"De acuerdo," dijo Klein con asentimiento.
El comisionado Farson acarició su corto cabello y continuó:
"Además, tengo algunos otros planes para ti. Te explicaré en detalle, depende de ti tomar la decisión."
Dirigió su mirada hacia el área del salón.
Klein hizo una reverencia amable y observó cómo Farson cerraba la puerta al entrar en el living. Se sentó a un lado del sofá.
"¿Qué planes son?" Klein no quitaba su chaqueta y sus manos seguían en los bolsillos de sus pantalones.
Farson se inclinó ligeramente hacia adelante, cruzando las manos y dijo:
"Debes estar claro: has provocado al embajador. La noche o mañana será tu etapa más peligrosa."
"Han dado tres opciones. Primero, podrías ir a la Iglesia del Viento Santo por dos días. Entiendo que eres devoto de los dioses de vapor y mecanismos, pero el camino hasta la Santísima Hilandria es demasiado largo, y podrían surgir problemas en el viaje."
Klein asintió ligeramente, esperando la segunda opción.
Repentinamente, sus ojos se volvieron borrosos y su mente se nubló. Sentía como si un espesor de cristal lo rodeara.
Vio al comisionado Farson hablar con lentitud, notando que sus propios pensamientos empezaban a torcerse.
Este sentimiento era familiar para Klein; recordó la marioneta del antiguo clan Antigonus y el objeto sellado "2-049".
En el pasado, había sido afectado por influencias similares pero fue despertado por el capitán Dunn Smith y otros. Hacían gestos con los brazos para alertar a los demás.

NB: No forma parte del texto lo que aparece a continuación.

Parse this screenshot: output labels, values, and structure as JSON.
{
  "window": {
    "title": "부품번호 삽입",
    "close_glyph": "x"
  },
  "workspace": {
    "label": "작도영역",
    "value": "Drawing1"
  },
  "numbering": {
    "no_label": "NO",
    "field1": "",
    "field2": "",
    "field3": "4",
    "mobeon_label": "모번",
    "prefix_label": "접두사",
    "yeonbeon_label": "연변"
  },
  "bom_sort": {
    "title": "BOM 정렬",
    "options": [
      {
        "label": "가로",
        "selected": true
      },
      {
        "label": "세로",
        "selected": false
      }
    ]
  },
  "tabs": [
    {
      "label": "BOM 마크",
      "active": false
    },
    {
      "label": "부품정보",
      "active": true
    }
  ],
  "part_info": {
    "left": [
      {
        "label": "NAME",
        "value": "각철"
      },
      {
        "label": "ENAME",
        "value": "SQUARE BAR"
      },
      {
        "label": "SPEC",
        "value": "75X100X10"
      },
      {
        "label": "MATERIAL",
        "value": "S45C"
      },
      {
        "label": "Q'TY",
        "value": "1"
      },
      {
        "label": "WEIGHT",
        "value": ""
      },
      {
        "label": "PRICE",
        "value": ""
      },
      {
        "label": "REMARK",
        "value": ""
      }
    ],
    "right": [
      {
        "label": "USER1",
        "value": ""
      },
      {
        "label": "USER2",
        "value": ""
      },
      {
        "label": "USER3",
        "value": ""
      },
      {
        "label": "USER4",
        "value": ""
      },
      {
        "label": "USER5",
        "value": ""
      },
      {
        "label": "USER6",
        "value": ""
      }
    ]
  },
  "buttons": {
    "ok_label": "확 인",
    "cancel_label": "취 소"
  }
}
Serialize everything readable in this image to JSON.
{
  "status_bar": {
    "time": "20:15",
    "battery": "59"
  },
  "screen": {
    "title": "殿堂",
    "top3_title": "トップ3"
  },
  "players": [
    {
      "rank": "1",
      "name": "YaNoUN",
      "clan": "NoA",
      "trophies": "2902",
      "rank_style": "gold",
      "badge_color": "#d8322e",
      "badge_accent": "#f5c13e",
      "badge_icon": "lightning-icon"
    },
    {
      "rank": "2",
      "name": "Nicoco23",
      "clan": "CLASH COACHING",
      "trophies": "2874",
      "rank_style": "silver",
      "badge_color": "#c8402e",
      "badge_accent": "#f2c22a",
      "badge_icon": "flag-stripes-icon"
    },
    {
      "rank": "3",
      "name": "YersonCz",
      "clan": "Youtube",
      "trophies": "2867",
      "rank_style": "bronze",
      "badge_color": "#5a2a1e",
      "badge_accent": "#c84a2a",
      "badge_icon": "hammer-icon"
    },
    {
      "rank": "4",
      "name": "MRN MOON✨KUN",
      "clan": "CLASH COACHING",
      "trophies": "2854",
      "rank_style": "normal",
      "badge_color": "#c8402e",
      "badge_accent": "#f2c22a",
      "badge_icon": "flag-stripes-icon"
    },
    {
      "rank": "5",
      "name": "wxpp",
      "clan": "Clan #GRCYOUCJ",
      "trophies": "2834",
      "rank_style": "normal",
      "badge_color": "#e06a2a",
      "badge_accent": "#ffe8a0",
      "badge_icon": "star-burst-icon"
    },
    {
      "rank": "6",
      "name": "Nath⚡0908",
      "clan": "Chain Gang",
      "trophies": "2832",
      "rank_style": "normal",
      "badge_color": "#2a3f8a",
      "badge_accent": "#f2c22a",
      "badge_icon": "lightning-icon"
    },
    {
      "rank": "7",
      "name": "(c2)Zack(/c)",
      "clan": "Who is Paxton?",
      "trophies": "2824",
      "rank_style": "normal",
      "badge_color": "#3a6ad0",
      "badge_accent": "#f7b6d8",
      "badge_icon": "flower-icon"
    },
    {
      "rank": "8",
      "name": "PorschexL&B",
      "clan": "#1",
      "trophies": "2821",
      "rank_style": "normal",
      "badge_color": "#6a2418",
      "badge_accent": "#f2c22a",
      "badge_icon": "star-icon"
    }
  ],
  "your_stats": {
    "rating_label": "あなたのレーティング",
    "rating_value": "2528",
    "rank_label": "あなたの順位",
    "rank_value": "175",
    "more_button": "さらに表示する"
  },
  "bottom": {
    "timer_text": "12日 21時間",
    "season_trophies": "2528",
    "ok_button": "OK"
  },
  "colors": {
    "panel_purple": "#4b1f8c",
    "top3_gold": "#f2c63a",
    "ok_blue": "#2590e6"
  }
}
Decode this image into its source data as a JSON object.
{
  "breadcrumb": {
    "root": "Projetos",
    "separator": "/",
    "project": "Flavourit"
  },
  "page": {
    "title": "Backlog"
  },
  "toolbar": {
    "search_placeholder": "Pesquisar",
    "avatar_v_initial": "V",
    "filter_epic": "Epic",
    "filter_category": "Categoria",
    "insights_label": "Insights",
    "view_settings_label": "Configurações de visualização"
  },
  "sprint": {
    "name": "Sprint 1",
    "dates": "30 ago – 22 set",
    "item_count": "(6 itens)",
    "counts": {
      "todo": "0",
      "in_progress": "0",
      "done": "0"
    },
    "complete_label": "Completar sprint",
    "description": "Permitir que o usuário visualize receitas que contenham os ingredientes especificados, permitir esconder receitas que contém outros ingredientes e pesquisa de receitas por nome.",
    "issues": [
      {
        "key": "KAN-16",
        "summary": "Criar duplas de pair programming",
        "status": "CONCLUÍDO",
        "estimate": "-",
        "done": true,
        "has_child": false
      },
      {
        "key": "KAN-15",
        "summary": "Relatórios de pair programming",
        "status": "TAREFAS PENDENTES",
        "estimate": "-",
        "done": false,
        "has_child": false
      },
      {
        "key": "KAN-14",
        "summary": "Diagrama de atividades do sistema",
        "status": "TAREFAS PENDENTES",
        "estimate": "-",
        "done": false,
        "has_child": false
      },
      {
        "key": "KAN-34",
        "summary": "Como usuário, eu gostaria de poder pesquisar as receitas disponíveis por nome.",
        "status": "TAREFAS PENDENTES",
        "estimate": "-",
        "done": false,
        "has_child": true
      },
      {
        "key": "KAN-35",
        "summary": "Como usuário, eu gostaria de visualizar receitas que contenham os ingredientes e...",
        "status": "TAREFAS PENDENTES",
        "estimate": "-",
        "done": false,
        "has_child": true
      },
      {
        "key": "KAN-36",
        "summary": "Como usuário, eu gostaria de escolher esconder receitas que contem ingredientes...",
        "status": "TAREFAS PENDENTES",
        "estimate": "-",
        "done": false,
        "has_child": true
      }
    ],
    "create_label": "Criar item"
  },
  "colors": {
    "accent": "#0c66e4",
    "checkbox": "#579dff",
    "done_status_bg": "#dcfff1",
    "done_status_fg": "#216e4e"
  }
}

El clan Antigonus controlaba el Camino de la Cartomante... esta persona tenía una capacidad similar a esa marioneta... era un subsecuente del Camino de la Cartomante... ¡Era él! Klein se dio cuenta en un instante, pero ya no había nadie como Dunn Smith para despertarlo.
La musculatura del rostro de Farson comenzó a moverse extrañamente. Pronto se convirtió en un caballero rubio y azulado con una barba incipiente, un rostro hermoso.
Con una sonrisa, dijo:
"Si me das tiempo, esta es una de las habilidades más difíciles para un subsecuente."
Mientras hablaba, Klein vio a una mujer en negro vestido saliendo del cristal del ventanal.
Ella caminaba con lentitud rígida y su cabello dorado pálido y su rostro finamente modelado parecían hacerla más parecer una muñeca que un ser vivo.
"Jamás pensé que podrías contratar a tan excelente escolta. Si no hubiese predicho el peligro, quizás yo mismo me habría quedado aquí. ¿Qué pagaste? Por cierto, soy Rosago," Rosago no se giró y sonrió hacia Klein, pero sabía que su control era inútil.
De repente, sintió un viento frío en la nuca, haciendo que sus pelos se erizaran y sus pieles se tensaran.
Alguien parecía soplarle detrás de él.
Rosago rió y levantó su mano izquierda. Hicieron chascar los dedos.
¡Ploc!
Unas llamas emergieron de su espalda, un espectro transparente ardía intensamente, pronto se volvió cenizas.
Para Klein, estas acciones se descomponían en momentos.
No era que el otro moviera lentamente; era que sus pensamientos se hacían cada vez más lúgubres.
Ya estaba controlándome... ¿Por qué no simplemente... eliminarme? ¿Rebeldes siempre quieren hablar? No, él no es un tonto... está ocultando algo tras la conversación...
Klein se concentró en la maldición "Lenguaje de las Basuras" que sostenía en su mano izquierda. El frío y húmedo sentimiento era maligno.